I don’t think it’s a coincidence that this is the rare individual show where we have a band member explicitly talking about experiencing a breakthrough:
“We were at the UIC Pavilion in Chicago. And we were playing “Divided Sky,” and we got down to this quiet part where it gets silent. And we were getting quieter and quieter, and then became silence. And I had my eyes closed, and I could feel the crowd, and I started to — because improvising is, you`re trying to translate the — what`s out there already, greater pattern of things. And sometimes it feels like it`s coming through the hole, and you couldn`t play a wrong note if you tried; you`re just floating.
And at that moment, you are in the middle of it, and I started to see those colors, like I`m not kidding, floating around there, and I realized that I could almost — it was silent, but I could see what we were translating. And as soon as I could see them, I started improvising, but I didn`t play anything. I did everything in the sense of improvisation, except for the actual notes, and as soon as I did it, the whole place erupted. It was like, whoa, and just tears started rolling down my face, and it was at that moment that I knew that it was truly bigger than me. It. You know what I mean? There were probably a lot of moments like that, but those two just come to mind. It was amazing.”

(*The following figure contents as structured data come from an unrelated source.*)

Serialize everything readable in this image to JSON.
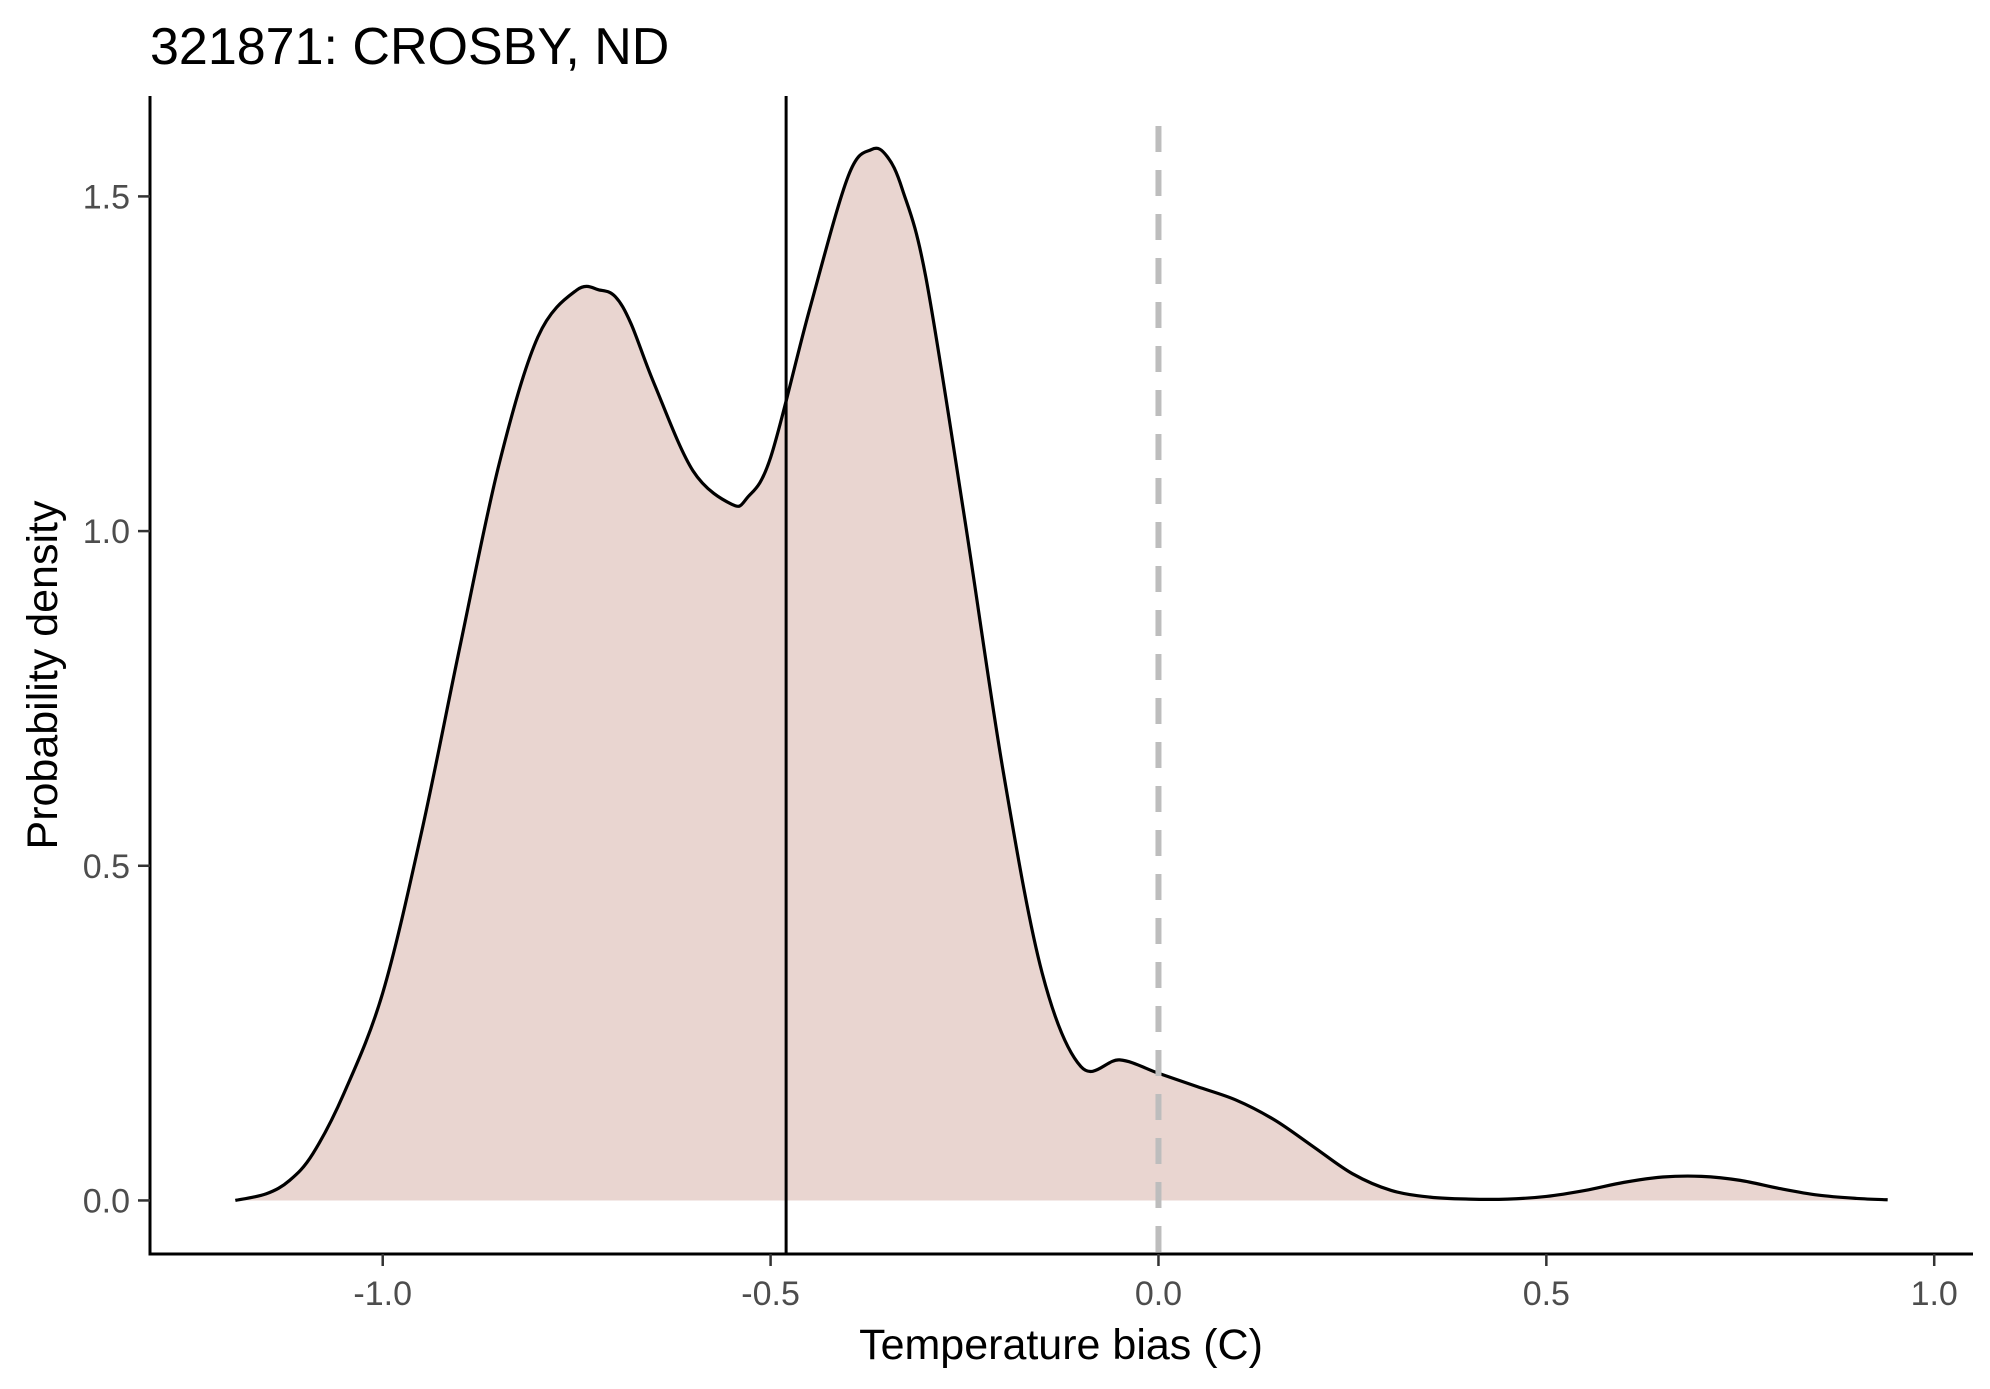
{
  "chart_data": {
    "type": "area",
    "title": "321871: CROSBY, ND",
    "xlabel": "Temperature bias (C)",
    "ylabel": "Probability density",
    "xlim": [
      -1.3,
      1.05
    ],
    "ylim": [
      -0.08,
      1.65
    ],
    "x_ticks": [
      -1.0,
      -0.5,
      0.0,
      0.5,
      1.0
    ],
    "x_tick_labels": [
      "-1.0",
      "-0.5",
      "0.0",
      "0.5",
      "1.0"
    ],
    "y_ticks": [
      0.0,
      0.5,
      1.0,
      1.5
    ],
    "y_tick_labels": [
      "0.0",
      "0.5",
      "1.0",
      "1.5"
    ],
    "grid": false,
    "fill_color": "#e9d5d0",
    "line_color": "#000000",
    "reference_lines": [
      {
        "x": -0.48,
        "style": "solid",
        "color": "#000000"
      },
      {
        "x": 0.0,
        "style": "dashed",
        "color": "#bdbdbd"
      }
    ],
    "series": [
      {
        "x": [
          -1.19,
          -1.15,
          -1.12,
          -1.09,
          -1.05,
          -1.0,
          -0.95,
          -0.9,
          -0.85,
          -0.8,
          -0.75,
          -0.72,
          -0.7,
          -0.68,
          -0.65,
          -0.6,
          -0.55,
          -0.53,
          -0.5,
          -0.45,
          -0.4,
          -0.37,
          -0.35,
          -0.33,
          -0.3,
          -0.25,
          -0.2,
          -0.15,
          -0.1,
          -0.05,
          0.0,
          0.05,
          0.1,
          0.15,
          0.2,
          0.25,
          0.3,
          0.35,
          0.4,
          0.45,
          0.5,
          0.55,
          0.6,
          0.65,
          0.7,
          0.75,
          0.8,
          0.85,
          0.9,
          0.94
        ],
        "y": [
          0.0,
          0.01,
          0.03,
          0.07,
          0.16,
          0.31,
          0.55,
          0.83,
          1.1,
          1.29,
          1.36,
          1.36,
          1.35,
          1.31,
          1.22,
          1.09,
          1.04,
          1.05,
          1.11,
          1.33,
          1.53,
          1.57,
          1.56,
          1.51,
          1.38,
          1.02,
          0.64,
          0.34,
          0.2,
          0.21,
          0.19,
          0.17,
          0.15,
          0.12,
          0.08,
          0.04,
          0.015,
          0.005,
          0.002,
          0.002,
          0.006,
          0.015,
          0.027,
          0.035,
          0.036,
          0.03,
          0.018,
          0.008,
          0.003,
          0.001
        ]
      }
    ]
  }
}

- from Trey’s Charlie Rose interview, 2004
It’s left unsaid, but I have to imagine the size of the room (9,500 capacity) contributed to this spiritual experience. After all, they had played a couple hundred versions of Divided Sky before this, with presumably no synesthetic impact on Trey. The collective energy of an arena crowd produces an entirely different sensation than a theater crowd, or a club crowd, or a festival crowd. Trey’s recollection might just be the moment when the band’s environment and biology snapped back into alignment.
Silent improvisation aside, this show is known for its tremendous David Bowie, which travels all over the map in 18 minutes, in a way that we haven’t heard since the 4/24 version in Charlotte. But where that April performance was 20 minutes of gnarly tangles, this one hits the perfect balance of darkness and light, from the triumphant invocation of the Dead’s “Mind Left Body Jam” in the intro to the slowly-building tension and release after a taste of their own mysterious theme, Dave’s Energy Guide. This Bowie sets the template for how you mix avant-garde improvisation with collective emotional release on an arena scale, the formula that the band would go on to explore and adjust through the rest of 1994 and, arguably, the rest of their career.
One more evolutionary note from this show. I mentioned earlier the concept of improvisational mutation rate, creating novel aspects of their sound that may lay dormant for years before fully blooming. Throughout 1994, It’s Ice has been their laboratory for new sounds, and the one on this night lands in particularly interesting territory for the band’s future. Chop out the breakdown section (as I did for today’s clip), and you’ll hear an early, rather polite version of the sound that would in three year’s time become known as cow-funk, the driving force of yet another phase in Phish’s lineage. But here, in June 1994, the pieces — equipment (such as Page’s clavinet), personal interactions (a more democratic improvisational approach), and pharmacology — weren’t in place to select for this new mutation. With the fickle nature of survival of the fittest, it just wasn’t the right environment.
* — And through the growing field of epigenetics, some of those ideas are making a comeback.
* — This is from a popular example of evolution in action, the peppered moth of England.